You need to replace this with the authentication policy and destination rule:

apiVersion: "authentication.istio.io/v1alpha1"
kind: "Policy"
metadata:
  name: "disable-mTLS-foo"
  namespace: default
spec:
  targets:
  - name: foo
    ports:
    - number: 8000
  peers:
---
apiVersion: "networking.istio.io/v1alpha3"
kind: "DestinationRule"
metadata:
  name: "disable-mTLS-foo"
  namespace: "default"
spec:
  host: "foo"
  trafficPolicy:
    tls:
      mode: ISTIO_MUTUAL
    portLevelSettings:
    - port:
        number: 8000
      tls:
        mode: DISABLE

However, if you already have destination rules for foo service, you need to edit that rule instead of creating a new one. And if foo isn't injected the sidecar, you just need to add destination rule.

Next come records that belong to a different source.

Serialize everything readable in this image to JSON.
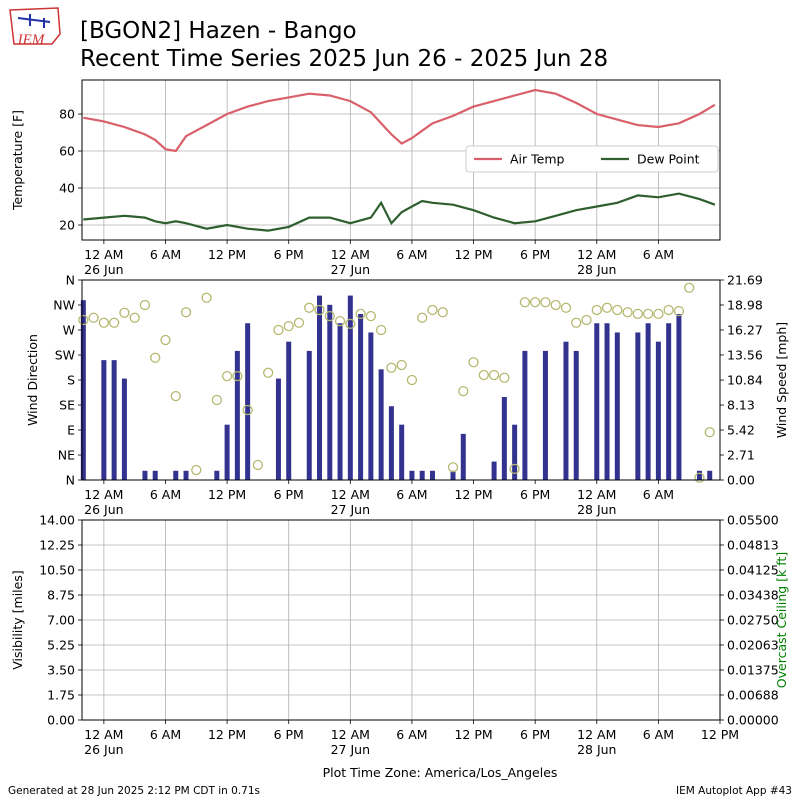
{
  "header": {
    "title": "[BGON2] Hazen - Bango",
    "subtitle": "Recent Time Series 2025 Jun 26 - 2025 Jun 28",
    "logo": "IEM"
  },
  "footer": {
    "left": "Generated at 28 Jun 2025 2:12 PM CDT in 0.71s",
    "right": "IEM Autoplot App #43"
  },
  "chart_data": [
    {
      "type": "line",
      "ylabel": "Temperature [F]",
      "grid": true,
      "legend": "center right",
      "xlim": [
        -2.13,
        60
      ],
      "ylim": [
        11.9,
        98.4
      ],
      "yticks": [
        20,
        40,
        60,
        80
      ],
      "xticks": [
        {
          "value": 0,
          "label": "12 AM\n26 Jun"
        },
        {
          "value": 6,
          "label": "6 AM"
        },
        {
          "value": 12,
          "label": "12 PM"
        },
        {
          "value": 18,
          "label": "6 PM"
        },
        {
          "value": 24,
          "label": "12 AM\n27 Jun"
        },
        {
          "value": 30,
          "label": "6 AM"
        },
        {
          "value": 36,
          "label": "12 PM"
        },
        {
          "value": 42,
          "label": "6 PM"
        },
        {
          "value": 48,
          "label": "12 AM\n28 Jun"
        },
        {
          "value": 54,
          "label": "6 AM"
        }
      ],
      "x": [
        -2,
        0,
        2,
        4,
        5,
        6,
        7,
        8,
        10,
        12,
        14,
        16,
        18,
        20,
        22,
        24,
        26,
        27,
        28,
        29,
        30,
        31,
        32,
        34,
        36,
        38,
        40,
        42,
        44,
        46,
        48,
        50,
        52,
        54,
        56,
        58,
        59.5
      ],
      "series": [
        {
          "name": "Air Temp",
          "color": "#d9606a",
          "values": [
            78,
            76,
            73,
            69,
            66,
            61,
            60,
            68,
            74,
            80,
            84,
            87,
            89,
            91,
            90,
            87,
            81,
            75,
            69,
            64,
            67,
            71,
            75,
            79,
            84,
            87,
            90,
            93,
            91,
            86,
            80,
            77,
            74,
            73,
            75,
            80,
            85
          ]
        },
        {
          "name": "Dew Point",
          "color": "#2f5f2f",
          "values": [
            23,
            24,
            25,
            24,
            22,
            21,
            22,
            21,
            18,
            20,
            18,
            17,
            19,
            24,
            24,
            21,
            24,
            32,
            21,
            27,
            30,
            33,
            32,
            31,
            28,
            24,
            21,
            22,
            25,
            28,
            30,
            32,
            36,
            35,
            37,
            34,
            31
          ]
        }
      ]
    },
    {
      "type": "combo",
      "ylabel": "Wind Direction",
      "y2label": "Wind Speed [mph]",
      "grid": false,
      "xlim": [
        -2.13,
        60
      ],
      "ylim": [
        0,
        360
      ],
      "y2lim": [
        0,
        21.69
      ],
      "yticks": [
        {
          "value": 0,
          "label": "N"
        },
        {
          "value": 45,
          "label": "NE"
        },
        {
          "value": 90,
          "label": "E"
        },
        {
          "value": 135,
          "label": "SE"
        },
        {
          "value": 180,
          "label": "S"
        },
        {
          "value": 225,
          "label": "SW"
        },
        {
          "value": 270,
          "label": "W"
        },
        {
          "value": 315,
          "label": "NW"
        },
        {
          "value": 360,
          "label": "N"
        }
      ],
      "y2ticks": [
        {
          "value": 0,
          "label": "0.00"
        },
        2.71,
        5.42,
        8.13,
        10.84,
        13.56,
        16.27,
        18.98,
        21.69
      ],
      "xticks": [
        {
          "value": 0,
          "label": "12 AM\n26 Jun"
        },
        {
          "value": 6,
          "label": "6 AM"
        },
        {
          "value": 12,
          "label": "12 PM"
        },
        {
          "value": 18,
          "label": "6 PM"
        },
        {
          "value": 24,
          "label": "12 AM\n27 Jun"
        },
        {
          "value": 30,
          "label": "6 AM"
        },
        {
          "value": 36,
          "label": "12 PM"
        },
        {
          "value": 42,
          "label": "6 PM"
        },
        {
          "value": 48,
          "label": "12 AM\n28 Jun"
        },
        {
          "value": 54,
          "label": "6 AM"
        }
      ],
      "x": [
        -2,
        -1,
        0,
        1,
        2,
        3,
        4,
        5,
        6,
        7,
        8,
        9,
        10,
        11,
        12,
        13,
        14,
        15,
        16,
        17,
        18,
        19,
        20,
        21,
        22,
        23,
        24,
        25,
        26,
        27,
        28,
        29,
        30,
        31,
        32,
        33,
        34,
        35,
        36,
        37,
        38,
        39,
        40,
        41,
        42,
        43,
        44,
        45,
        46,
        47,
        48,
        49,
        50,
        51,
        52,
        53,
        54,
        55,
        56,
        57,
        58,
        59
      ],
      "series": [
        {
          "type": "bar",
          "axis": "y2",
          "color": "#33338f",
          "values": [
            19.5,
            0,
            13,
            13,
            11,
            0,
            1,
            1,
            0,
            1,
            1,
            0,
            0,
            1,
            6,
            14,
            17,
            0,
            0,
            11,
            15,
            0,
            14,
            20,
            19,
            17,
            20,
            18,
            16,
            12,
            8,
            6,
            1,
            1,
            1,
            0,
            1,
            5,
            0,
            0,
            2,
            9,
            6,
            14,
            0,
            14,
            0,
            15,
            14,
            0,
            17,
            17,
            16,
            0,
            16,
            17,
            15,
            17,
            18,
            0,
            1,
            1
          ]
        },
        {
          "type": "scatter",
          "color": "#b5b86f",
          "values": [
            288,
            292,
            283,
            283,
            301,
            292,
            315,
            220,
            252,
            151,
            302,
            18,
            328,
            144,
            187,
            187,
            126,
            27,
            193,
            270,
            277,
            283,
            310,
            306,
            295,
            286,
            281,
            299,
            295,
            270,
            202,
            207,
            180,
            292,
            306,
            302,
            23,
            160,
            212,
            189,
            189,
            184,
            20,
            320,
            320,
            320,
            315,
            310,
            283,
            288,
            306,
            310,
            306,
            302,
            299,
            299,
            299,
            306,
            304,
            346,
            4,
            86
          ]
        }
      ]
    },
    {
      "type": "line",
      "ylabel": "Visibility [miles]",
      "y2label": "Overcast Ceiling [k ft]",
      "y2label_color": "#008000",
      "xlabel": "Plot Time Zone: America/Los_Angeles",
      "grid": true,
      "xlim": [
        -2.13,
        60
      ],
      "ylim": [
        0,
        14
      ],
      "y2lim": [
        0,
        0.055
      ],
      "yticks": [
        {
          "value": 0,
          "label": "0.00"
        },
        1.75,
        {
          "value": 3.5,
          "label": "3.50"
        },
        5.25,
        {
          "value": 7,
          "label": "7.00"
        },
        8.75,
        {
          "value": 10.5,
          "label": "10.50"
        },
        12.25,
        {
          "value": 14,
          "label": "14.00"
        }
      ],
      "y2ticks": [
        {
          "value": 0,
          "label": "0.00000"
        },
        {
          "value": 0.00688,
          "label": "0.00688"
        },
        {
          "value": 0.01375,
          "label": "0.01375"
        },
        {
          "value": 0.02063,
          "label": "0.02063"
        },
        {
          "value": 0.0275,
          "label": "0.02750"
        },
        {
          "value": 0.03438,
          "label": "0.03438"
        },
        {
          "value": 0.04125,
          "label": "0.04125"
        },
        {
          "value": 0.04813,
          "label": "0.04813"
        },
        {
          "value": 0.055,
          "label": "0.05500"
        }
      ],
      "xticks": [
        {
          "value": 0,
          "label": "12 AM\n26 Jun"
        },
        {
          "value": 6,
          "label": "6 AM"
        },
        {
          "value": 12,
          "label": "12 PM"
        },
        {
          "value": 18,
          "label": "6 PM"
        },
        {
          "value": 24,
          "label": "12 AM\n27 Jun"
        },
        {
          "value": 30,
          "label": "6 AM"
        },
        {
          "value": 36,
          "label": "12 PM"
        },
        {
          "value": 42,
          "label": "6 PM"
        },
        {
          "value": 48,
          "label": "12 AM\n28 Jun"
        },
        {
          "value": 54,
          "label": "6 AM"
        },
        {
          "value": 60,
          "label": "12 PM"
        }
      ]
    }
  ]
}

Migrating mtls_excluded_services config to destination rules

If you installed Istio with mTLS enabled, and add services explicitly to mesh config mtls_excluded_services to disable mTLS for connecting to these services (e.g kubernetes API server), you need to replace this by adding a destination rule, for example:

apiVersion: networking.istio.io/v1alpha3
kind: DestinationRule
metadata:
  name: "kubernetes-master"
  namespace: "default"
spec:
  host: "kubernetes.default.svc.cluster.local"
  trafficPolicy:
    tls:
      mode: DISABLE

Summary

In this blog, I have illustrated how to upgrade Istio from 0.7.1 to 0.8.0 on IBM Cloud Private. Due to the helm CLI upgrade issue and many breaking changes from Istio 0.7.1 to 0.8.0, we need to make some compromises. The good thing is that Istio 0.8.0 is a major release for Istio on the road to 1.0 and it has a great many new features and architectural improvements. Besides, the upgrade to 1.0 should be easy to accomplish for small changes will be made from Istio 0.8.0 to 1.0.